Nous sommes en 1980 et Diamond head, membre de la New Wave Of British Heavy Metal, sort son premier album « Lightning to the nations ».
Formé en Angleterre dans les années 70, ce quatuor constitué de Sean Harris (chant), Brian Hatler (guitare), Colon Kimberly (basse) et Duncan Scott (batterie) connaitra une carrière éphémère et aurait pu tomber aux oubliettes sans la dévotion leur étant accordé par Metallica, ce qui contribuera à continuer à leur accorder un tantinet d’attention.
Avec sa pochette d’époque assez basique, « Lightning to the nation » s’ouvre par le morceau éponyme, marqué par une énorme puissance de feu mais une construction un peu confuse…
On enchaine ensuite à toute vitesse sur « The prince » qui déchire l’espace par son rythme démentiel et ses parties de guitares (riffs, solos) titanesques sur lesquelles Harris place sa voix aigue.
Mais malgré son punch, « The prince » n’est rien comparé au monument de plus de neuf minutes, « Sucking my love » qui atteint des sommets de perfection : riffs diaboliques, chant impérial suintant le sexe et break central génial aboutissant à une implacable dernière ligne droite.

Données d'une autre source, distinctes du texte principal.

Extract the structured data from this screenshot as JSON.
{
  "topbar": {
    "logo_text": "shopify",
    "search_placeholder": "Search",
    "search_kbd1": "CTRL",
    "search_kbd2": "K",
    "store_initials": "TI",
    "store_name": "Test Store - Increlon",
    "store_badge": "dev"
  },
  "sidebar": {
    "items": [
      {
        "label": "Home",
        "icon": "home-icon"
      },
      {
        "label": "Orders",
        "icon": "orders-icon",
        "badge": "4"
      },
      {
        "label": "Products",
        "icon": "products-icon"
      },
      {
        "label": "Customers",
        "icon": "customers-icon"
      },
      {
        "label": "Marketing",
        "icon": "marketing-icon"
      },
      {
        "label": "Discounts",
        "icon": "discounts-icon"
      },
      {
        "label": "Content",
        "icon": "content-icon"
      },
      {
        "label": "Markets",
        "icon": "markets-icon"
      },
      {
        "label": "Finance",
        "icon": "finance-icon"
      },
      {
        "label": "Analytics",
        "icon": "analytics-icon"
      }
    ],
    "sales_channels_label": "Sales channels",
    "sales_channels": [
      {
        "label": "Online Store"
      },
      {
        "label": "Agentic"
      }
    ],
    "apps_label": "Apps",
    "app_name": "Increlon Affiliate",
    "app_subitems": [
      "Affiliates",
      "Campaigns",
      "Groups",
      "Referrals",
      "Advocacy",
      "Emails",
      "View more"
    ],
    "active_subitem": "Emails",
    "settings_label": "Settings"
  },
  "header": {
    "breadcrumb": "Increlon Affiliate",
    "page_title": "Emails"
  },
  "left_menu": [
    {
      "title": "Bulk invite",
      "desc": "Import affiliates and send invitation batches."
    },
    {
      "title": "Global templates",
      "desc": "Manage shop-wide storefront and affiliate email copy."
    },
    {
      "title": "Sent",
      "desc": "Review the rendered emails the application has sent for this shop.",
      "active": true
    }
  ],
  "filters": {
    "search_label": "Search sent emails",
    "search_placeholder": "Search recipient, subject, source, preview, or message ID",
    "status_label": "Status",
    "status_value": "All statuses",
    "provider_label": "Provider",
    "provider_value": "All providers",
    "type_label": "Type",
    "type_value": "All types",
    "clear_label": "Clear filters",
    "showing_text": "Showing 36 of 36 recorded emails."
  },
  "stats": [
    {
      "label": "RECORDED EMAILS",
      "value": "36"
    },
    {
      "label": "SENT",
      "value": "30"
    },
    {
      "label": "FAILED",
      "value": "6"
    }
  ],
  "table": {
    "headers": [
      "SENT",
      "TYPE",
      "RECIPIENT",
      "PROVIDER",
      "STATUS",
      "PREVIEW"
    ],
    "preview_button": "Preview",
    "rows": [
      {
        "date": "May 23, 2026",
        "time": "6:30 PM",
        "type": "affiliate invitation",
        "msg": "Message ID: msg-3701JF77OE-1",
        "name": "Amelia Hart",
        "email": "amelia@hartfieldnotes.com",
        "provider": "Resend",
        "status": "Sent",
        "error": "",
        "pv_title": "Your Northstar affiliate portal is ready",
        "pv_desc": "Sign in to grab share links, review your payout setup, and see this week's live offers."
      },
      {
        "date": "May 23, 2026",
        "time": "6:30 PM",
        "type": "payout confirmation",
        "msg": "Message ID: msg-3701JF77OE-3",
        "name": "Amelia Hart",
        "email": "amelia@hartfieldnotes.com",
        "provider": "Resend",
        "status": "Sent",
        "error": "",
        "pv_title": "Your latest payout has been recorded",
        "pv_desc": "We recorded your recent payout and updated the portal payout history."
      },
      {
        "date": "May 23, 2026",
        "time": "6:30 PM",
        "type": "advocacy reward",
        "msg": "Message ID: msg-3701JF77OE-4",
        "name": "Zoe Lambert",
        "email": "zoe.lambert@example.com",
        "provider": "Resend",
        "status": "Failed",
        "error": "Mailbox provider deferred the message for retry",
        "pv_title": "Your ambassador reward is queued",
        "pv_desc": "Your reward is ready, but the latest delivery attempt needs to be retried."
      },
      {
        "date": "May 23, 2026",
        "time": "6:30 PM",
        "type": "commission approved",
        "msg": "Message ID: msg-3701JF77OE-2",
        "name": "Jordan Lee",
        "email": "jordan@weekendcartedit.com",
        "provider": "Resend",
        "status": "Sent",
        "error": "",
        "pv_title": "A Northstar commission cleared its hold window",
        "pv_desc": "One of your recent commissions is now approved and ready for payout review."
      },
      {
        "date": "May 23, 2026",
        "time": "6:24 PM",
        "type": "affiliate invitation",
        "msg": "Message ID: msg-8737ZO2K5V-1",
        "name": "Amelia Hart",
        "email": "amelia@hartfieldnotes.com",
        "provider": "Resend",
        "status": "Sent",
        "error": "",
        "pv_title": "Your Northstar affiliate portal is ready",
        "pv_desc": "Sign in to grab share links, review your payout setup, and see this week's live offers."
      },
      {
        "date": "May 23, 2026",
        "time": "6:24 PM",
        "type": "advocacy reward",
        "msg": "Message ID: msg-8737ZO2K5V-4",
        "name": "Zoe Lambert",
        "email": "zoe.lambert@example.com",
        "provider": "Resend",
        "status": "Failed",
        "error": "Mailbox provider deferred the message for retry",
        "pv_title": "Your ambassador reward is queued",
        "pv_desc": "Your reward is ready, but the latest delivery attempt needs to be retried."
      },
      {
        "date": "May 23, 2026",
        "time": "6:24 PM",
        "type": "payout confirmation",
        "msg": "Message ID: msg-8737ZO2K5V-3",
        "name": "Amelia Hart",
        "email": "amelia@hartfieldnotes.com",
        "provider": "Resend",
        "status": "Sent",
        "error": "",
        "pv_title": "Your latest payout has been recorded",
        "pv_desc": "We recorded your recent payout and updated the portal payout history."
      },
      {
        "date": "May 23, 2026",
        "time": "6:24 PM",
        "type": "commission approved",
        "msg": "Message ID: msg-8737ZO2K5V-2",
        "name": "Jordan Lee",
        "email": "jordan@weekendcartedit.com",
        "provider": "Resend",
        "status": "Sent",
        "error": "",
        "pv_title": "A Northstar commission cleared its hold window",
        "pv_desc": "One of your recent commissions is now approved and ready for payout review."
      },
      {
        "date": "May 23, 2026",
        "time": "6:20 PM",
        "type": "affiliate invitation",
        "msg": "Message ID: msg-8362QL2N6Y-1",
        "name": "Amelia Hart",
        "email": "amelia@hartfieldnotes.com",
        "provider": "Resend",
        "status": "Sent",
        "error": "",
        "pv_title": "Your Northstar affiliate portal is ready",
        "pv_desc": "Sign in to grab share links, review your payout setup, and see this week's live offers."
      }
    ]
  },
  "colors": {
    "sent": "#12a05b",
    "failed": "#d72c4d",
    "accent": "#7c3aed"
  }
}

Par sa structure, son ambition et son délire, « Sucking my love » pourrait appartenir pour moi aux meilleures des années 70 et constitue en tout cas une des merveilles de la musique heavy…
Diamond head ne relâche pas la pression et enquille avec « Am I evil  ?»  un autre chef d’œuvre encore plus vénéneux et puissant, notamment en raison des parties de guitare dingues de Hatler et du chant une nouvelle fois parfait de Harris.
Puisqu’il faut bien souffler un peu, voici « Sweet and innocent » de structure plus simple et accessible mais toujours impressionnant de qualité.
Mais il faut croire que le génie n’est jamais loin avec Diamond head, car « It’s electric » vient de nouveau blaster le cerveau de l’auditeur avec cette fois une vibe rock ‘n’ roll et des refrains fantastiques….
La leçon continue avec « Helpless » nouvelle gifle heavy supersonique, « Shout out the lights » absolument parfait de puissance et de fluidité avec une dimension rock ’n’ roll festive en plus…
C’est avec le cerveau déjà explosé et dispersé aux quatre coins du cosmos qu’on enquille sans ciller « Streets of gold » puis « Waited too long » « Play it loud » toujours vibrant d’énergie vitale, avec un véritable catalogue de riffs et de solos de haute volée.
Dans la dernière ligne droite « Diamond lights » peut être un brin plus convenu face aux autres mastodontes laisse la place « We won’t be back » terrible et « I don’t got » plus lent et massif que ces petits camarades jeux.
En conclusion, ne cherchez pas pourquoi Metallica est devenu fou à l’écoute de ce disque, « Lightning to the nations » n’est pas un titre d’album prétentieux mais bien l’annonce d’un des meilleurs disques de heavy metal de l’histoire.
Quand on réalise l’incroyable potentiel de Diamond head qui avait tout dans son arsenal pour devenir un grand : guitariste génial véritable usine à riffs et à solos assassins, chanteur au timbre puissant et émouvant, compositions dynamiques et géniales, il est difficile de comprendre pourquoi le groupe n’a sorti que deux petits disques avant de sombrer…
Un talent immense donc dans ce premier disque de ce fer de lance de la NWOBHM…avec toutefois au dessus du lot « Sucking my love » et « Am I evil ? »,  « It's electric » titres devenus largement cultes !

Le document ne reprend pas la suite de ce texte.